Single by Phil Collins

from the album Face Value
- B-side: "I'm Not Moving"
- Released: 27 February 1981
- Recorded: August–October 1980
- Genre: R&B; soul-pop;
- Length: 3:47
- Label: Virgin (UK); Atlantic (international);
- Songwriter: Phil Collins
- Producers: Phil Collins; Hugh Padgham;

Phil Collins singles chronology
| "In the Air Tonight" (1981) | "I Missed Again" (1981) | "If Leaving Me Is Easy" (1981) |

Music video
- "I Missed Again" on YouTube

= I Missed Again =

"I Missed Again" is a song from Phil Collins's debut solo studio album, Face Value (1981). It was selected as the lead single from the album in the US and Canada, although in most other countries "In the Air Tonight" was released as Collins' first solo single, followed by "I Missed Again". The song features a tenor sax solo from British jazz musician Ronnie Scott. The song peaked at No. 19 on the US Billboard Hot 100 chart in May 1981 and reached No. 14 in the UK.

==Background==
Like many of the songs on Face Value, "I Missed Again" is about Collins's anger and frustration about his first wife leaving him. The original demo was entitled "I Miss You, Babe", with sadder lyrics – this demo version was later released as a B-side of "If Leaving Me Is Easy". He re-wrote the lyrics, gave the song a different tempo, and re-titled it "I Missed Again" in an effort to make it lighthearted instead of sad.

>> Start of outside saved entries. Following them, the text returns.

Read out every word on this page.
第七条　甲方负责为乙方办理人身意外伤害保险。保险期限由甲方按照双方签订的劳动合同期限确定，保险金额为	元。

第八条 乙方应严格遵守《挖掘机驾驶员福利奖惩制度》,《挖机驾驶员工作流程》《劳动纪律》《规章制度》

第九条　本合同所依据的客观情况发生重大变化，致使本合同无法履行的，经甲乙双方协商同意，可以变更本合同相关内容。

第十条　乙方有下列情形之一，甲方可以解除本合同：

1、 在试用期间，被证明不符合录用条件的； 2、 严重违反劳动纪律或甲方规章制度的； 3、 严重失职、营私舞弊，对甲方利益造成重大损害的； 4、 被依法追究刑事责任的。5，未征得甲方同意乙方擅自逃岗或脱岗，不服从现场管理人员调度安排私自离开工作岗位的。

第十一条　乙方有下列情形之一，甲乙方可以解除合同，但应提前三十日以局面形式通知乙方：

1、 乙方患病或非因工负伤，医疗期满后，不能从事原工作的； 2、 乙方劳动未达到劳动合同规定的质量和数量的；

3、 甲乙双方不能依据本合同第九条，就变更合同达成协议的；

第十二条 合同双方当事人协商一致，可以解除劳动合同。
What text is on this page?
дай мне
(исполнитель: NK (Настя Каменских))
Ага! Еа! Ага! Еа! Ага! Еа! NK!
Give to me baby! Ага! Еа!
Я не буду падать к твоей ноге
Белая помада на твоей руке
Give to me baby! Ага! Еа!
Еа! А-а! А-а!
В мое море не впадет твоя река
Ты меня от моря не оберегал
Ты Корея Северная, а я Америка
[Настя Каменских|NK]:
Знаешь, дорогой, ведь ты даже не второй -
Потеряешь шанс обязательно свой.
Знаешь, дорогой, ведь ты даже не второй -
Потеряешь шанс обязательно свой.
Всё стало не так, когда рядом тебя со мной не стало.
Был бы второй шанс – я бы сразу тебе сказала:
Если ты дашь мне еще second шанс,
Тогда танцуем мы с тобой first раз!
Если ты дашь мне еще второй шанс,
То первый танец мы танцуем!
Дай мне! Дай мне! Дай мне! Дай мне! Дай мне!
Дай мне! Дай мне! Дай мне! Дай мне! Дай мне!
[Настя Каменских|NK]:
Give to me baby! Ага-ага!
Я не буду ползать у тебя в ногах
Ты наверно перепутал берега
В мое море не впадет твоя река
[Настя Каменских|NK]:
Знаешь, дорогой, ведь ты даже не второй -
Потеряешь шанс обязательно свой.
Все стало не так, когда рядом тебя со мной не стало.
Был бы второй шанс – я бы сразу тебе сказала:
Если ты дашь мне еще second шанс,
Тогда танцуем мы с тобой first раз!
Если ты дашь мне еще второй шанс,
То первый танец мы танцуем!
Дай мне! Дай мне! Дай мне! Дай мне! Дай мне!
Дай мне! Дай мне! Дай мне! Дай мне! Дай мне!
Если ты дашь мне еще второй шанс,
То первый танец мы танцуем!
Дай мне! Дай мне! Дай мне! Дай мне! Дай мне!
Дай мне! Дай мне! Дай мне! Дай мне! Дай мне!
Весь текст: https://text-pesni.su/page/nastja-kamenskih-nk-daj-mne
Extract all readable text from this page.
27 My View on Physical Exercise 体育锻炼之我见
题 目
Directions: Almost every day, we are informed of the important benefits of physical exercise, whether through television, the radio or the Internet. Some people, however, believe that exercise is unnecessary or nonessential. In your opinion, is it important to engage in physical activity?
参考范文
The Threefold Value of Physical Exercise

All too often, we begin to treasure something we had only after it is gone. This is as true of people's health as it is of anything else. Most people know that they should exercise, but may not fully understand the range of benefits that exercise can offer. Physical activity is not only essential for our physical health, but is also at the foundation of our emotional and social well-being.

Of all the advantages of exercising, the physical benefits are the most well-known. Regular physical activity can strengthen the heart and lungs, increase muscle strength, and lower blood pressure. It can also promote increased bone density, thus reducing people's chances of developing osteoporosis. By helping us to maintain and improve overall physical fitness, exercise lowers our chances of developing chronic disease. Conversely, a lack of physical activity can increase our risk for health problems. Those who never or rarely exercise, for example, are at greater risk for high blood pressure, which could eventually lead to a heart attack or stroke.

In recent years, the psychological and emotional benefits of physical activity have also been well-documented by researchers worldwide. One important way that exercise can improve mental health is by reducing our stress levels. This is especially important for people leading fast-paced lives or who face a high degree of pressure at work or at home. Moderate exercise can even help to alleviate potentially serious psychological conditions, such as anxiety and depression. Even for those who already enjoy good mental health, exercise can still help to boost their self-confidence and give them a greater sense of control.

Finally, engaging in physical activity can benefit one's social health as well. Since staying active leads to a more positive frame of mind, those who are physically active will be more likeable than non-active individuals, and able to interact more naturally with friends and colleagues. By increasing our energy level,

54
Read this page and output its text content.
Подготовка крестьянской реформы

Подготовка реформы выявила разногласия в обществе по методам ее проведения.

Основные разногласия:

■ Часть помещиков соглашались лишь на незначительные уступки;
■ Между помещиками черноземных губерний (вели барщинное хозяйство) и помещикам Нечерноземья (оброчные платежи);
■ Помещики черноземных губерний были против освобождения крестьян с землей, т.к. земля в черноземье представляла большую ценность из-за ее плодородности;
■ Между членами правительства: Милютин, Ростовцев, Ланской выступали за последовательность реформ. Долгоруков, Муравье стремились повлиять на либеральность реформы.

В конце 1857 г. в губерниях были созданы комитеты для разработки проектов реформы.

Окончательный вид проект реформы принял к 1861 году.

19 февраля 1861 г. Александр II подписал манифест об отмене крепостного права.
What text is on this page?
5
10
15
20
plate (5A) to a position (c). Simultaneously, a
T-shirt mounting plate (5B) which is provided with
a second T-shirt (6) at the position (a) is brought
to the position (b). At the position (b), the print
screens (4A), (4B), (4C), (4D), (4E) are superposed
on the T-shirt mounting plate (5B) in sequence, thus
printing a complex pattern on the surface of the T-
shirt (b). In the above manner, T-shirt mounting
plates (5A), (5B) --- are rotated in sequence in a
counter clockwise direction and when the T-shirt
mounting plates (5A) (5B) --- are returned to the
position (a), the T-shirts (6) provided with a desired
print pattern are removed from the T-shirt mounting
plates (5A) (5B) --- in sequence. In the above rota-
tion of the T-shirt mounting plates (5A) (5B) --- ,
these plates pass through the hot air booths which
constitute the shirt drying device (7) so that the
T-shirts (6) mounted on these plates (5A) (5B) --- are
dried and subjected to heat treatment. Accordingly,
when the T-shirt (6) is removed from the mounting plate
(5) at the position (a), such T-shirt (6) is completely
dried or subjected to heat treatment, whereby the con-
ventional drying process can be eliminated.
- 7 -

The primary backing track consisted of bass, drums, and piano. According to Hugh Padgham, who co-produced the song, he said that he "compressed the piano to death, it sounded so wide and it filled up everything; and we pulled it up in the mix. It sounds as if there's a lot going on, when in fact there isn't."

==Critical reception==
Cashbox wrote that the song was Collins' "funkiest outing to date" and also commended the saxophone interlude from Ronnie Scott. Record World called it a "mid-tempo rocker [that] has R&B underpinnings, melodic pop keyboard currents, and Collins' easily identifiable light tenor."

==Music video==
The song's music video features Collins on a white background singing and miming the various instruments. It was released on VHS in 1983. It received a Grammy nomination for Best Video, Short Form.

== Credits ==
1. "I Missed Again"
  - Phil Collins – vocals, piano, Prophet-5, drums
  - Daryl Stuermer – guitar
  - John Giblin – bass
  - The Phenix Horns:
    - Don Myrick – tenor saxophone
    - Louis Satterfield – trombone
    - Rahmlee Michael Davis – trumpet
    - Michael Harris – trumpet
  - Ronnie Scott – tenor sax solo
  - L. Shankar – violins
2. "I'm Not Moving"
  - Phil Collins – vocals, drums, percussion, piano, Prophet 5, Roland VP-330 vocoder
  - John Giblin – bass

- Gavin Cochrane – photography

==Charts==

===Weekly charts===

| Chart (1981) | Peak position |
|---|---|
| Australia (Kent Music Report) | 88 |
| Canada RPM Top Singles | 6 |
| Ireland | 12 |
| New Zealand | 35 |
| UK Singles (OCC) | 14 |
| UK Airplay (Record Business) | 4 |
| US Billboard Hot 100 | 19 |
| US Cash Box Hot 100 | 19 |
| US Mainstream Rock (Billboard) | 8 |
| West Germany (GfK) | 23 |

===Year-end charts===

| Chart (1981) | Rank |
|---|---|
| Canada | 54 |
| US (Joel Whitburn's Pop Annual) | 119 |

==Popular culture==
The song was featured in a late 1980s promotional commercial, which featured bloopers, by the National Basketball Association. It was also used in the early 1990s by the BBC in a montage of snooker players missing shots. Similarly, NBC Sunday Night Football played the song immediately after kicker Eddy Piñeiro missed the second of two field goals during the Chicago Bears' game against the Los Angeles Rams on 17 November 2019.